Bolognini's work describes an a priori of the gesture and
an effectuality of technology which are unlikely to find
afferent meanings in contemporary art. The mixture of
instinct and intellect is the manifest and objectively valuable
aspect of this artistic work, diffused by the gesture
and commanded by the ideal of a utopian vision of the
human intellect."
(from Domenico Scudero, The profuse mind)

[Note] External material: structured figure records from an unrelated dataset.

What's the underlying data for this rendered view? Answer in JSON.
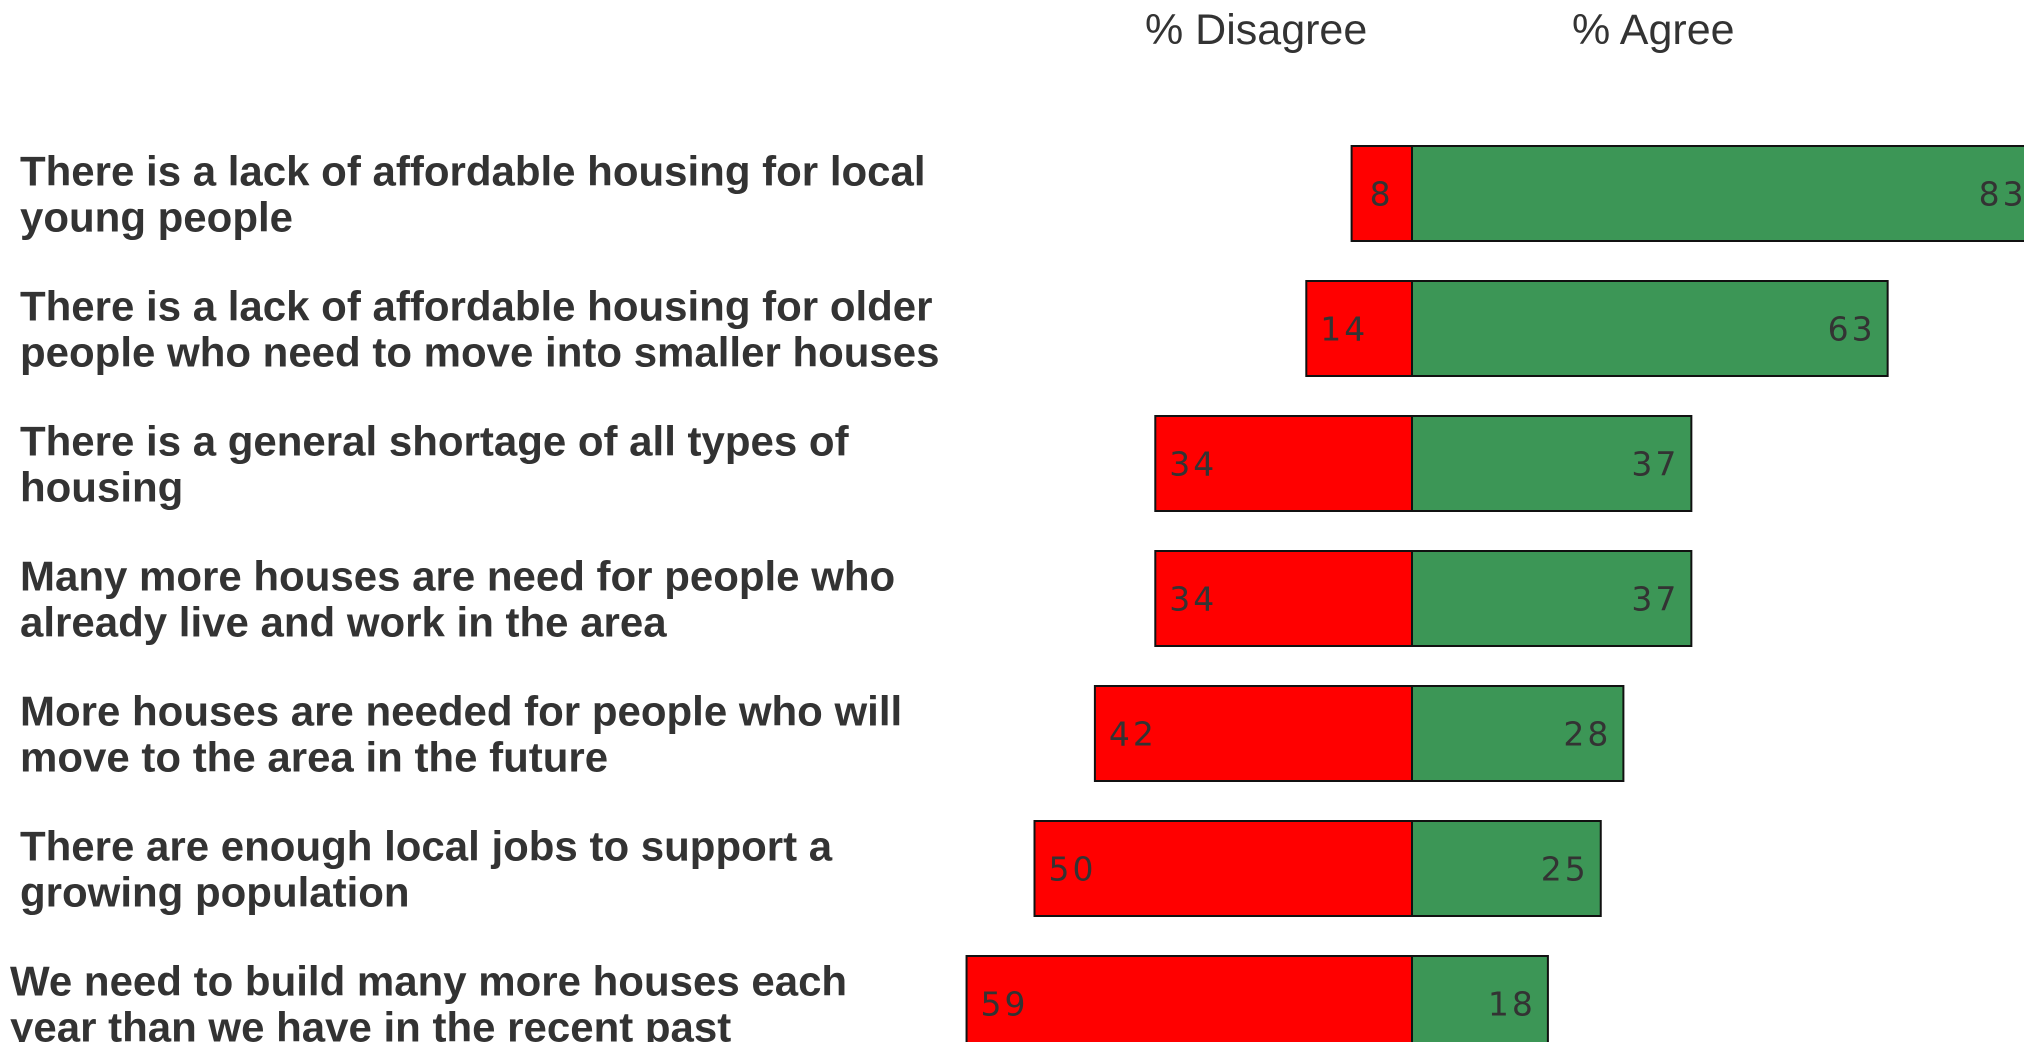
{
  "chart_data": {
    "type": "bar",
    "orientation": "horizontal-diverging",
    "title": "",
    "legend": [
      "% Disagree",
      "% Agree"
    ],
    "categories": [
      [
        "There is a lack of affordable housing for local",
        "young people"
      ],
      [
        "There is a lack of affordable housing for older",
        "people who need to move into smaller houses"
      ],
      [
        "There is a general shortage of all types of",
        "housing"
      ],
      [
        "Many more houses are need for people who",
        "already live and work in the area"
      ],
      [
        "More houses are needed for people who will",
        "move to the area in the future"
      ],
      [
        "There are enough local jobs to support a",
        "growing population"
      ],
      [
        "We need to build many more houses each",
        "year than we have in the recent past"
      ]
    ],
    "series": [
      {
        "name": "% Disagree",
        "color": "#ff0000",
        "values": [
          8,
          14,
          34,
          34,
          42,
          50,
          59
        ]
      },
      {
        "name": "% Agree",
        "color": "#3c9656",
        "values": [
          83,
          63,
          37,
          37,
          28,
          25,
          18
        ]
      }
    ]
  }
}
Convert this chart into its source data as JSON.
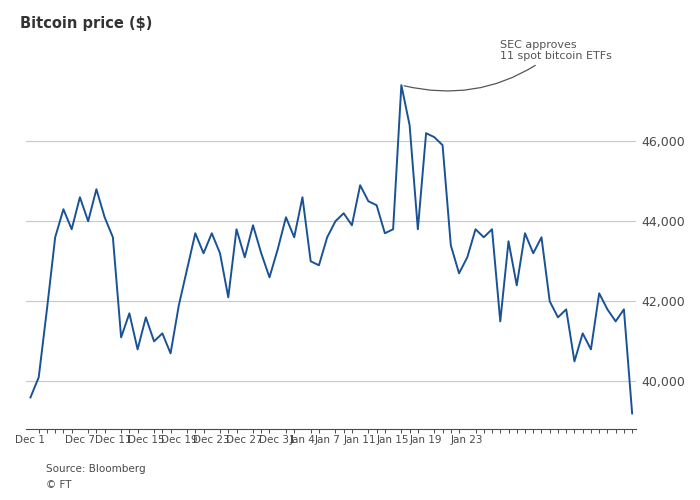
{
  "title": "Bitcoin price ($)",
  "source": "Source: Bloomberg",
  "footer": "© FT",
  "annotation": "SEC approves\n11 spot bitcoin ETFs",
  "line_color": "#1a5296",
  "background_color": "#ffffff",
  "grid_color": "#c8c8c8",
  "text_color": "#4a4a4a",
  "title_color": "#333333",
  "annotation_color": "#555555",
  "ylim": [
    38800,
    48200
  ],
  "yticks": [
    40000,
    42000,
    44000,
    46000
  ],
  "x_labels": [
    "Dec 1",
    "Dec 7",
    "Dec 11",
    "Dec 15",
    "Dec 19",
    "Dec 23",
    "Dec 27",
    "Dec 31",
    "Jan 4",
    "Jan 7",
    "Jan 11",
    "Jan 15",
    "Jan 19",
    "Jan 23"
  ],
  "x_label_indices": [
    0,
    6,
    10,
    14,
    18,
    22,
    26,
    30,
    33,
    36,
    40,
    44,
    48,
    53
  ],
  "prices": [
    39600,
    40100,
    41800,
    43600,
    44300,
    43800,
    44600,
    44000,
    44800,
    44100,
    43600,
    41100,
    41700,
    40800,
    41600,
    41000,
    41200,
    40700,
    41900,
    42800,
    43700,
    43200,
    43700,
    43200,
    42100,
    43800,
    43100,
    43900,
    43200,
    42600,
    43300,
    44100,
    43600,
    44600,
    43000,
    42900,
    43600,
    44000,
    44200,
    43900,
    44900,
    44500,
    44400,
    43700,
    43800,
    47400,
    46400,
    43800,
    46200,
    46100,
    45900,
    43400,
    42700,
    43100,
    43800,
    43600,
    43800,
    41500,
    43500,
    42400,
    43700,
    43200,
    43600,
    42000,
    41600,
    41800,
    40500,
    41200,
    40800,
    42200,
    41800,
    41500,
    41800,
    39200
  ]
}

"When I stand before a work by Maurizio Bolognini I feel: of course it doesn’t matter how I
feel, but what does matter is the fact that, contrary to the conviction of what
one would call the de-subjectivised, de-passionalised ambit of this
post-electronic age, I feel.
When I say "it doesn’t matter", this does not mean that Maurizio
Bolognini's work
embodies perfectly the presumed emptiness of meaning and the infinitely multiple
possibility of interpretation. It can in fact mean that, not too old and thus
not yet forgetful as I am (unlike the new unhappy critics),
I remember,
that he makes me remember. […] I see as in a flash the gesture carried out around that time of showing
the unshowable, as in the exhibitions le vide and le plein held
in Paris at the Gallerie Iris Clert by
artists who still thought
that the product and
not the concept
represented
the great future challenge. Maurizio Bolognini, on the other hand, who also
thinks of the present world - techno-productive, hard
and soft - works at a "decisional"
level.
He is "political". He handles
machines, software, contexts and possibly people, constituting a paradoxical pattern of
"modes of use", and only at the end (at the end of the decision and once the
action has been
made) will he perhaps clarify or give a glimpse of the non-sense that belongs as
much to the work as to the appointed place. […]
Certainly
with Museophagia
(the
artist "exhibits" everything that is given in one particular place,
stripping it of its function, then packing it up and exhibiting everything in
other places of the planned tour), with his
Machines
(using
stochastic software to program computers and leaving them to work without
monitors, while - invisibly - creating random images of various square
kilometres) […], Maurizio Bolognini is a thousand times heteronymous: he is at
the same time Erik Satie (what is the form
of your work? the form
of
a pear",
he replied), Marcel Duchamp (Heros Sčlavy: eros is life), Sergio Lombardo ("project
for death by poisoning"), Carlo Emilio Gadda (who,
asked about the tendencies
of
recent literature, replied:
I
tend to
my end, I
tend to
a brutal deformation of the themes which destiny decided to propose to me as
formed things and objects"), etc.
In short, what in the avant-gardes and the neo-avantgardes was the ironic
psychological challenge to mechanism and automatism culminated in the
existentialist years of the twentieth century, in the scandal of the negation of
being and the identified place (man, museum, gallery, city), in Bolognini
becomes something eponymous (himself), the kind reduction of the ensemble of his
calculating machines into a flock, into an entity which is useless and worthless
if we are not there to direct it. A creator, or artist, is a person who
institutes a mode of use of the world or of the machine: responding lightly and
without fear to the bewildering condition which inevitably (and fortunately)
sooner or later presents itself to us.
So don’t close your eyes, please!
Allow the machine its innocent operations - silently and blindly."